Sunday, July 10, 2011

Oh boss, help me to stay here !



By Vinod Bidwaik

I always surprise why all HR related matters are placed on HR table. Off course, it is the responsibility of HR to look into all HR related matters. But most of the times, HR is not responsible for all HR related issues. Employees work with their team and line manager for more than 8 hours. The real issues are with this. Most of the times their line managers are responsible for HR issues in the organization. 

You must have identified few reasons during exit interviews. The list goes like this:
a) Compensation
b) Learning opportunities
c) More responsibilities
d) Organizational Culture
e) Employer Brand.

There can be other factors apart from this. The exit interviews are conducted by some junior HR person, mostly getting filled the exit interview format.

When I had grilled such employees, most of the times, the reasons which I find which nobody wanted to put officially are as under:

Relationship with bosses: 
 

The fact of the life is bitter and compensation is definitely important. But when any employee decides to change the job as per the market he gets 25-30% rise on his current CTC. And the cases I have seen most of the times are not the compensation. It is the boss, line managers who are responsible for the attrition. 
 
New learning opportunities is the another reason employees tell. The programmer ends up doing the same job what he was doing in his earlier company. The maintenance engineer gets the title of Executive Maintenance, not adding any further value to his personality. Off course every experience is the learning.

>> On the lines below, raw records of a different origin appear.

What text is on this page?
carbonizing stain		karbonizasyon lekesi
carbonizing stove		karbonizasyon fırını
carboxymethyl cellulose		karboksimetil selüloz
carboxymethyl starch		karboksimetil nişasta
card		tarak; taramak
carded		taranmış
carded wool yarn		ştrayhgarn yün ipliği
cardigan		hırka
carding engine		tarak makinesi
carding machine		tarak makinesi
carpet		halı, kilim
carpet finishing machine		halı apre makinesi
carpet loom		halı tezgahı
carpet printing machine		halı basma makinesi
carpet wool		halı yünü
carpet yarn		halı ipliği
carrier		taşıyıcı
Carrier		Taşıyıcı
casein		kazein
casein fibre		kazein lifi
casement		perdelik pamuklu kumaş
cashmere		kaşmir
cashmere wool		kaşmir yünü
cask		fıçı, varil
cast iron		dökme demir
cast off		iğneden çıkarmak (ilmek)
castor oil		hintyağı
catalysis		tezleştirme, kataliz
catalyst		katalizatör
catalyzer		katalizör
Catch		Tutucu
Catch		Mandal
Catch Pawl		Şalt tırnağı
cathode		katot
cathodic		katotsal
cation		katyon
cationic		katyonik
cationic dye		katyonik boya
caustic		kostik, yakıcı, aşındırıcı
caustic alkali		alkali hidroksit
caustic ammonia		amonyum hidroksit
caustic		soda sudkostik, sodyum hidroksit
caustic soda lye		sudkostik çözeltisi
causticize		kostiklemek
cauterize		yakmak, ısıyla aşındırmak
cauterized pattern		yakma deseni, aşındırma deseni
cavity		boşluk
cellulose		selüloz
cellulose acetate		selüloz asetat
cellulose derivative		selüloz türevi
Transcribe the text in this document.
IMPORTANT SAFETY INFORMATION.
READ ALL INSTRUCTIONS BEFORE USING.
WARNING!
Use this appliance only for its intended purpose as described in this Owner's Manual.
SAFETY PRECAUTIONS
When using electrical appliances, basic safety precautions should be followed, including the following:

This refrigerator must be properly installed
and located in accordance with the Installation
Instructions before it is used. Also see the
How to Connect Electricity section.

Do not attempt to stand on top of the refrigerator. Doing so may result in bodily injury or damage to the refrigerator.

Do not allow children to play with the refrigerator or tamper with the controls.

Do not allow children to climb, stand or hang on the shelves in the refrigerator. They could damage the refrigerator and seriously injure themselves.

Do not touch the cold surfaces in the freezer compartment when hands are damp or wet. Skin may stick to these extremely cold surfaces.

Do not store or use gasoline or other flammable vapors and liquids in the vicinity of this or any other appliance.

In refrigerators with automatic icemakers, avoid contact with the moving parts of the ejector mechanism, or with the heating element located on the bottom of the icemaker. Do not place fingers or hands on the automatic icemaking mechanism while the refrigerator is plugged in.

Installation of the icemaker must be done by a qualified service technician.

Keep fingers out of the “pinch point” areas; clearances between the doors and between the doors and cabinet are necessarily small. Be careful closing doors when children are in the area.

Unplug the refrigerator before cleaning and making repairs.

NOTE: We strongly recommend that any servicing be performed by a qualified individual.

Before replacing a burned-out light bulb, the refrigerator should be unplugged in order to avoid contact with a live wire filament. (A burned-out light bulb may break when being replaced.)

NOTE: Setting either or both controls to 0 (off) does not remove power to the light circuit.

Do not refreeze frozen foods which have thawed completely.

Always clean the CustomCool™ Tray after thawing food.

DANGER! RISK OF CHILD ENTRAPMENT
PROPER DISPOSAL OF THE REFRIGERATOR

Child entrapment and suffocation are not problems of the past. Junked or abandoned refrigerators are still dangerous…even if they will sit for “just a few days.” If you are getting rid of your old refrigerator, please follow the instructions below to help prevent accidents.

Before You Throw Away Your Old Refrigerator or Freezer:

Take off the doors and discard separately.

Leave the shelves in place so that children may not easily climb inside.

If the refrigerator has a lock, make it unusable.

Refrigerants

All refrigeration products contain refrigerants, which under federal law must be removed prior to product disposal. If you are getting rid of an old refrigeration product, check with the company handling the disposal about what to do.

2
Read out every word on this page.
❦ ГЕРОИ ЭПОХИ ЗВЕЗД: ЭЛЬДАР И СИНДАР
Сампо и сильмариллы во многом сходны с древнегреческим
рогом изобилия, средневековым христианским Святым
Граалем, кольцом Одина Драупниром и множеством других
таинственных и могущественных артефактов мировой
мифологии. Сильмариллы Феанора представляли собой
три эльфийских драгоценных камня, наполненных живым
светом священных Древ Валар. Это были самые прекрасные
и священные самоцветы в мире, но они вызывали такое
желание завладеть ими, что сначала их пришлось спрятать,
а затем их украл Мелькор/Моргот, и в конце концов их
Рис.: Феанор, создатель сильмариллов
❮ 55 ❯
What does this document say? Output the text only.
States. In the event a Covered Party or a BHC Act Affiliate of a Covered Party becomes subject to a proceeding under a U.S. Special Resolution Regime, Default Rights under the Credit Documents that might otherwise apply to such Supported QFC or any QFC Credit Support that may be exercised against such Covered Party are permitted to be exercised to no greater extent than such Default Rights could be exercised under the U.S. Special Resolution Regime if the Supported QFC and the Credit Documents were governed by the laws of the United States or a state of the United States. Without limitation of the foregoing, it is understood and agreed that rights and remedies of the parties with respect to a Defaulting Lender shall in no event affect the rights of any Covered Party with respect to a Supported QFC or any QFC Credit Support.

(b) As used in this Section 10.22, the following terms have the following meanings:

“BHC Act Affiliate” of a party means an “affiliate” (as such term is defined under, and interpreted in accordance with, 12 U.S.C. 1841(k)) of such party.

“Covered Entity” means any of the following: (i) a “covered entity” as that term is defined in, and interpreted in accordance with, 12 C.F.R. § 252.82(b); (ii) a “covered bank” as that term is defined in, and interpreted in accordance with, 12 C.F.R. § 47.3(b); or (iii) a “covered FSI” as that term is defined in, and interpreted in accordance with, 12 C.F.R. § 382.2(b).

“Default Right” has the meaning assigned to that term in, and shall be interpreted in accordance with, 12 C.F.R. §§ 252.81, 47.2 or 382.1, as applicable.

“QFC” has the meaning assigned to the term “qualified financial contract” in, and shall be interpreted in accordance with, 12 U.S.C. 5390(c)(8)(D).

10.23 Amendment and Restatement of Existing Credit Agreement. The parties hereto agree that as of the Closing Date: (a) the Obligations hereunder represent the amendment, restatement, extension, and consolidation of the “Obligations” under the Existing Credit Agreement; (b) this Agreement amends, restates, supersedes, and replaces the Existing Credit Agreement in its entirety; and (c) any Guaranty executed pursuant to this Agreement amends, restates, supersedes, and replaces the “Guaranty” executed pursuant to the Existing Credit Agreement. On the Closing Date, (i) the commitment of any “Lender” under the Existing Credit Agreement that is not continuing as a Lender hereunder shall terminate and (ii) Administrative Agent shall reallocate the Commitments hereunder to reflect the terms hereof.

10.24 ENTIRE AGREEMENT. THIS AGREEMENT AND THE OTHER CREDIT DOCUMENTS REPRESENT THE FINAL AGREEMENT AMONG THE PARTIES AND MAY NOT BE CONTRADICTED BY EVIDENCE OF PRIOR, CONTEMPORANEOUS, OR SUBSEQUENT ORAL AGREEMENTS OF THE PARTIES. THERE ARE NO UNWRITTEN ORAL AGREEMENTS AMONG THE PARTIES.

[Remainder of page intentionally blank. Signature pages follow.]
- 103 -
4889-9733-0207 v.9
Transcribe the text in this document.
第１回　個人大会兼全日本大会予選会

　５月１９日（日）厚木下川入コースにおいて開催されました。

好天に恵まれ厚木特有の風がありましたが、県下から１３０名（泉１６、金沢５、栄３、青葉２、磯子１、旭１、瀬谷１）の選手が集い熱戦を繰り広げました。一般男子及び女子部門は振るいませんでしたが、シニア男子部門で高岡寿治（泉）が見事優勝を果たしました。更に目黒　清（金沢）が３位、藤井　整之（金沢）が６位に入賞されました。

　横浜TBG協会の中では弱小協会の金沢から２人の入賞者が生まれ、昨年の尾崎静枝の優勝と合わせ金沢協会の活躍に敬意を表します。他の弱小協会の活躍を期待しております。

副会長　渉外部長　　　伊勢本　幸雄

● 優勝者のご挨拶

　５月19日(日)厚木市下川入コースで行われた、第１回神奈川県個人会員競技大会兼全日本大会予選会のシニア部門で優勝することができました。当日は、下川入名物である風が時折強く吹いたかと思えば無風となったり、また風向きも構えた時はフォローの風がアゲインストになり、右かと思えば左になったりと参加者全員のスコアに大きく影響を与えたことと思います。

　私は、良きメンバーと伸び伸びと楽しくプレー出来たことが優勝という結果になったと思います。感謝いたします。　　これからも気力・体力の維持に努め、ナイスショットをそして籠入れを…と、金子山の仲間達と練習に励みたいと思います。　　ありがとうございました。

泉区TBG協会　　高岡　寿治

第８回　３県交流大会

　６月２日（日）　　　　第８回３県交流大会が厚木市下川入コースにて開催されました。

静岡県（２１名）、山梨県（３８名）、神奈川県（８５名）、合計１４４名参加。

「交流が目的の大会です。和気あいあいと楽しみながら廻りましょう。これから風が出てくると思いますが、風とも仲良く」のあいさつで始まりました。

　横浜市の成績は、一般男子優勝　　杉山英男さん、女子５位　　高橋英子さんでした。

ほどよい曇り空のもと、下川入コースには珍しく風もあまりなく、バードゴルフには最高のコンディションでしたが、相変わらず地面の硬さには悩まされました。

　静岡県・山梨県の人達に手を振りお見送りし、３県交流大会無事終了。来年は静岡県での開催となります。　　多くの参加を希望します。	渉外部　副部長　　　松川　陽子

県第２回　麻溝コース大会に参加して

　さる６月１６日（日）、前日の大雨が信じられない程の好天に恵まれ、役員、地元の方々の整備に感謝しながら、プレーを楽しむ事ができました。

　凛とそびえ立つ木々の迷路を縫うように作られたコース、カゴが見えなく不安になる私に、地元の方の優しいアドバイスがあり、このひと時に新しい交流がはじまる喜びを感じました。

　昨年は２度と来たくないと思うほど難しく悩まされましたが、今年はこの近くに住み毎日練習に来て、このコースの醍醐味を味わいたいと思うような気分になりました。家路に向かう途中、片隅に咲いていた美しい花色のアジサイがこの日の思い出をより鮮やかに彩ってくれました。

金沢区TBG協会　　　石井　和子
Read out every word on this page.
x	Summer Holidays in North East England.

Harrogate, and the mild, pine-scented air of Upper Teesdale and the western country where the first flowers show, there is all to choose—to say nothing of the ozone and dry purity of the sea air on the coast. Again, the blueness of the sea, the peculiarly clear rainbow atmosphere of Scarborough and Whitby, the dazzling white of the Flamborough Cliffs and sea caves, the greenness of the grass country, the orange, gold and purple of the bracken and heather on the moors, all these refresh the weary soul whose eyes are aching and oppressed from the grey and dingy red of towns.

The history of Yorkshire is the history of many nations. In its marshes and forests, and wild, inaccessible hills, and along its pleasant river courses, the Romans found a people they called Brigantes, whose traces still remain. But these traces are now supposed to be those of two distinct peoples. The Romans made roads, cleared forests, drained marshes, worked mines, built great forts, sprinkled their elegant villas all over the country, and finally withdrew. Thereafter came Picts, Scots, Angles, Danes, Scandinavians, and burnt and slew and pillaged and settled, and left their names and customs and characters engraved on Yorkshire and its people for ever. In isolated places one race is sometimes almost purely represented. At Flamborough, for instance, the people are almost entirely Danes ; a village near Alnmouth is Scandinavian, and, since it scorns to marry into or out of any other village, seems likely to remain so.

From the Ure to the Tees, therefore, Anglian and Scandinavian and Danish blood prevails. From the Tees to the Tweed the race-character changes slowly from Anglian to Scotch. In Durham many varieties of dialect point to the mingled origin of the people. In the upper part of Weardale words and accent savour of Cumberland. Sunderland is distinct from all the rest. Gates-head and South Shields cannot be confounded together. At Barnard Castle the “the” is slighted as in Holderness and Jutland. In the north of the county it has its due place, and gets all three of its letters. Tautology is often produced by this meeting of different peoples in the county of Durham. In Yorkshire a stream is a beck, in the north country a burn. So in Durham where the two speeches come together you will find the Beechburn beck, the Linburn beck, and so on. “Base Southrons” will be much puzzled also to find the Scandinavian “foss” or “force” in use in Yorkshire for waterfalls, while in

Employees are like elephants. They remember and they act. You need to manage them properly. Sometimes, employees need emotional support. When you takes extra care of new employee and ignores old employee, he get hurts. Logically new employees struggle to create their position in the organization and hence may be more effective than old employees. But most of the managers favour this behaviour and give more weightage to the. The “left out feeling” creates dissatisfaction.

Generally speaking, when any employee leaves the organization, he assumes that he is going to get 4 more things in new company assuming that 10 things what he is getting here will also be available in new company. But when he joins there, he comes to know that yes he is getting 4 more things, but missing almost 4 another things which he was getting in his earlier company. 4 things, which can be more important in totality. That can be respect, culture, challenges, and even may be other benefits.

When line manger and off course HR will be able to gauge these factors, attrition can have little impact.